In further discussing their important finding, Maclean et al. write that "it is actually not surprising that responses to temperature appear only to be occurring at the colder extremities of species ranges," for they note that "it has long been known that it is common for species to be limited by environmental factors at one extremity, but by biological interactions at the other," citing the work of Connell (1983) and Begon et al. (2005).
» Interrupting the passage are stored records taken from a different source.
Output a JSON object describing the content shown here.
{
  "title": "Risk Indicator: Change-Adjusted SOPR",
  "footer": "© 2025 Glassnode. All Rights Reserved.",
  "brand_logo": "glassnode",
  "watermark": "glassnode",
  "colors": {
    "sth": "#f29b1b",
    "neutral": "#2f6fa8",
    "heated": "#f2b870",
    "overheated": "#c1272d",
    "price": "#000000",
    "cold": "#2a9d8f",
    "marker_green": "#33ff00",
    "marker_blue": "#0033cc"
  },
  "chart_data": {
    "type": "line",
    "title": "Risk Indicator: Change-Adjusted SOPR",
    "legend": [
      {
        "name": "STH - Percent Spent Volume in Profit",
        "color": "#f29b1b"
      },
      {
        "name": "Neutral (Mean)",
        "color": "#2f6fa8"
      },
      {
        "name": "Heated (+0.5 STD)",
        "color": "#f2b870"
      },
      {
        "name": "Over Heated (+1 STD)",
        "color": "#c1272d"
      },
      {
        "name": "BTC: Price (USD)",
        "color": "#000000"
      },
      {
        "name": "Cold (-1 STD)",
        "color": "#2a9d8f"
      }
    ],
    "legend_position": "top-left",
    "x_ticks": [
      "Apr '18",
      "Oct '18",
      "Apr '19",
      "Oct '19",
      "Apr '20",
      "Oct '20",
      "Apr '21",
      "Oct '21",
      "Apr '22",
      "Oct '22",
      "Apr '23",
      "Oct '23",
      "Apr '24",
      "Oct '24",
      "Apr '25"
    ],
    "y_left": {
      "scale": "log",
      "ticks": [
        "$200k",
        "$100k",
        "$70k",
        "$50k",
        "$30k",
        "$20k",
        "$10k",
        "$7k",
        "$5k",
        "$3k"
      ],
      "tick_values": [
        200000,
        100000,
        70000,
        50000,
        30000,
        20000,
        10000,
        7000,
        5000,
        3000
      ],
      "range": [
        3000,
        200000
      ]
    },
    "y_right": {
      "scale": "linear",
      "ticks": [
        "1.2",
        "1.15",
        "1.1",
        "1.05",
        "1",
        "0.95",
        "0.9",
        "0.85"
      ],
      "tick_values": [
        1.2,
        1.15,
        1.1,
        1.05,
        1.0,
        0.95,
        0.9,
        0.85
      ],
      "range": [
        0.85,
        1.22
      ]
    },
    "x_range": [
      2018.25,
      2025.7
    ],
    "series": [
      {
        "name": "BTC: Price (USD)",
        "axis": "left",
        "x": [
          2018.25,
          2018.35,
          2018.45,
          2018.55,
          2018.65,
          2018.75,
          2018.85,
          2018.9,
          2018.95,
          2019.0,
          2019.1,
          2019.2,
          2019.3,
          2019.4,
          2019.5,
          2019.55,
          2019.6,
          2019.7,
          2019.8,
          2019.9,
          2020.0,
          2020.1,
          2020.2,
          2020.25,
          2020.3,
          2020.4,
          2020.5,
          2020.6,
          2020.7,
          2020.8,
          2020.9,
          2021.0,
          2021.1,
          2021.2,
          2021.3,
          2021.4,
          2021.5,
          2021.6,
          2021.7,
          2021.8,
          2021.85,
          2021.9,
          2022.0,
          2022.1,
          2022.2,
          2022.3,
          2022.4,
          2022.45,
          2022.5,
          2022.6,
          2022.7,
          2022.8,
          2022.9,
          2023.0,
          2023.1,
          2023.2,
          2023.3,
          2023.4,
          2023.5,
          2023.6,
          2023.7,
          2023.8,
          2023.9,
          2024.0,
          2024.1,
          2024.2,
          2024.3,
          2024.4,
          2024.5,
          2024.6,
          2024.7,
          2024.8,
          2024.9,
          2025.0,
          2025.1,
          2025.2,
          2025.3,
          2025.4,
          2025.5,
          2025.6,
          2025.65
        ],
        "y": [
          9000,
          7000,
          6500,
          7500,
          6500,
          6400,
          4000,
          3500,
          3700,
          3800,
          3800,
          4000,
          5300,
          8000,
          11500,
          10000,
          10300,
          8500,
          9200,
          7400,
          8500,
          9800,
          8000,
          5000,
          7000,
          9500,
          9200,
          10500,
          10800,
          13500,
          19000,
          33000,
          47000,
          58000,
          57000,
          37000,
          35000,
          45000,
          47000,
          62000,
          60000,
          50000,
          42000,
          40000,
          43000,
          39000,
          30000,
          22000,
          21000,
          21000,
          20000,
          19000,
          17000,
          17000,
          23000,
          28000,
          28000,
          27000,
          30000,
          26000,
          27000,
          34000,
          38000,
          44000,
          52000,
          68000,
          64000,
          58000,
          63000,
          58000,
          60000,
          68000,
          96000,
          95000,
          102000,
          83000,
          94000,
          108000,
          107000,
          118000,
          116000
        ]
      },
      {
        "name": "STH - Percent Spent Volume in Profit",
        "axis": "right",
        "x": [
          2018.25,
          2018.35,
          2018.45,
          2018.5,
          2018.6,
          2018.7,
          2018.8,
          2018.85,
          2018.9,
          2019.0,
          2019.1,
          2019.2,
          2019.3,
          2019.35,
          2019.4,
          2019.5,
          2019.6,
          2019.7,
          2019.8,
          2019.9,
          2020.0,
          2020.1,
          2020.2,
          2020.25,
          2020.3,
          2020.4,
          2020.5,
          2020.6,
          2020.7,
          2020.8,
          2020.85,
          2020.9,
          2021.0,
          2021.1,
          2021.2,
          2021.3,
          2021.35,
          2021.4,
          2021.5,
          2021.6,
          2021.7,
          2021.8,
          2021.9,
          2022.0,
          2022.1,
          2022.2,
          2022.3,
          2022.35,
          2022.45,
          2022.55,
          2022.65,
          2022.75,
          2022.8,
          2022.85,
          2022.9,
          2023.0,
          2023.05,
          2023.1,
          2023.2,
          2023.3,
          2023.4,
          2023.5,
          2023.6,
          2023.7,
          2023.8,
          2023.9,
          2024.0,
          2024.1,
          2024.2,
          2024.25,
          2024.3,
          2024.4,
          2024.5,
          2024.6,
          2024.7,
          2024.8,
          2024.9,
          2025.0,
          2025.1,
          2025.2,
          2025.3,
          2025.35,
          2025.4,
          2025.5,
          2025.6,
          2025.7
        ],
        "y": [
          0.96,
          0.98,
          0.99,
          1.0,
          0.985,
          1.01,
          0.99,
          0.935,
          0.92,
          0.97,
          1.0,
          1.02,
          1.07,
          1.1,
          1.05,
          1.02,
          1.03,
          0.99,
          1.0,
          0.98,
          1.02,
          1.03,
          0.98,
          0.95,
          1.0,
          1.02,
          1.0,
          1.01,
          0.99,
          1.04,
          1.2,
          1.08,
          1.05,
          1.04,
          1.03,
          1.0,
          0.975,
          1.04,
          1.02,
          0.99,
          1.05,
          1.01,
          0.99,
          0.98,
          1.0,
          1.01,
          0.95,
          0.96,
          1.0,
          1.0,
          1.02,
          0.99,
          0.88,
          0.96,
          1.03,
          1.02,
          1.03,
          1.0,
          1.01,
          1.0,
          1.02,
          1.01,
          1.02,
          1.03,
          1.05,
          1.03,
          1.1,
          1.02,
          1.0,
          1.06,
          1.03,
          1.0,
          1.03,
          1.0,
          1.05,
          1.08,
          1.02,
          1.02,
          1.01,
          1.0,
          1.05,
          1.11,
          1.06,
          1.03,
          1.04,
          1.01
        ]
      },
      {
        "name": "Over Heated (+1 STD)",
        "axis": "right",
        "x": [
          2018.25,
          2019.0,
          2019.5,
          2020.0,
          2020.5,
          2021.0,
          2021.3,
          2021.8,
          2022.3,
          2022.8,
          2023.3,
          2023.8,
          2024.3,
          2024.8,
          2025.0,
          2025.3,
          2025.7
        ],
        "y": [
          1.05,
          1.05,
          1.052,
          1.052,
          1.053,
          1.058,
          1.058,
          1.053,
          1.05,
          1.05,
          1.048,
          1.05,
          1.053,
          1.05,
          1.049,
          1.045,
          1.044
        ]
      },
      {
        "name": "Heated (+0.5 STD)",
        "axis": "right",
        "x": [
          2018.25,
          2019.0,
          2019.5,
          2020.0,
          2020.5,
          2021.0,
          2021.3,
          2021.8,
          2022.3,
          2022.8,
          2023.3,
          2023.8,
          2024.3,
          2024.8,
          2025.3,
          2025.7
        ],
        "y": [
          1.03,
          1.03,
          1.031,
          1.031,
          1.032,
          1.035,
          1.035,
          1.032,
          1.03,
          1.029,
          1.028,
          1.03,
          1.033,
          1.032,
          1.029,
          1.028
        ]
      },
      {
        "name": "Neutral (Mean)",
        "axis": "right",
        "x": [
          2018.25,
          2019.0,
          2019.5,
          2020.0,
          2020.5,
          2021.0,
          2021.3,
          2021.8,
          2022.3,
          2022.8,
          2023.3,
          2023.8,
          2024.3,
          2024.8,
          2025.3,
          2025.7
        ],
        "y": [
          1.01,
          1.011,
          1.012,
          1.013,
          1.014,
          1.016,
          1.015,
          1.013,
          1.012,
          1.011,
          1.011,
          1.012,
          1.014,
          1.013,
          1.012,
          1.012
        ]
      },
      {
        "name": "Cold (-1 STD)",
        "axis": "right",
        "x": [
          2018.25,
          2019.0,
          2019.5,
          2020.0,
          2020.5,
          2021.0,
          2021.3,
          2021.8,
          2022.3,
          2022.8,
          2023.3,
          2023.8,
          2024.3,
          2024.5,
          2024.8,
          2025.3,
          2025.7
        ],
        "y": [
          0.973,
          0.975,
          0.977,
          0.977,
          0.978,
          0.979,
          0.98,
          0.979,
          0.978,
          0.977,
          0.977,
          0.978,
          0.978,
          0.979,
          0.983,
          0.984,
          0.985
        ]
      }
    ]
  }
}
Hence, they conclude that it is likely that "the warmer extremities of the species ranges examined in this study are controlled primarily by biotic interactions, whereas the colder margins are dependent on temperature."

This is also the conclusion we have reached in reviewing the pertinent scientific literature of the past decade or more: warming provides an opportunity for species to expand their ranges either poleward in latitude or upward in altitude at their cold-limited boundaries, while largely maintaining the locations of their lower-elevation or equator-facing boundaries, as described in more detail in our Major Report The Specter of Species Extinction: Will Global Warming Decimate Earth's Biosphere?, as well as in some of the Journal Reviews we have archived under the general heading of Range Expansion in our Subject Index. And this phenomenon leads to increases in local species richness over most of the planet, a phenomenon most of us would likely welcome.

Sherwood, Keith and Craig Idso

References
Begon, M., Townsend, C. and Harper, J. 2005. Ecology: From Individuals to Ecosystems. Blackwell, Oxford, UK.

Connell, J.H. 1983. On the prevalence and relative importance of interspecific competition: evidence from field experiments. The American Naturalist 122: 661-696.

Maclean, I.M.D., Austin, G.E., Rehfisch, M.M., Blew, J., Crowe, O., Delany, S., Devos, K., Deceuninck, B., Gunther, K., Laursen, K., van Roomen, M. and Wahl, J. 2008. Climate change causes rapid changes in the distribution and site abundance of birds in winter. Global Change Biology 14: 2489-2500.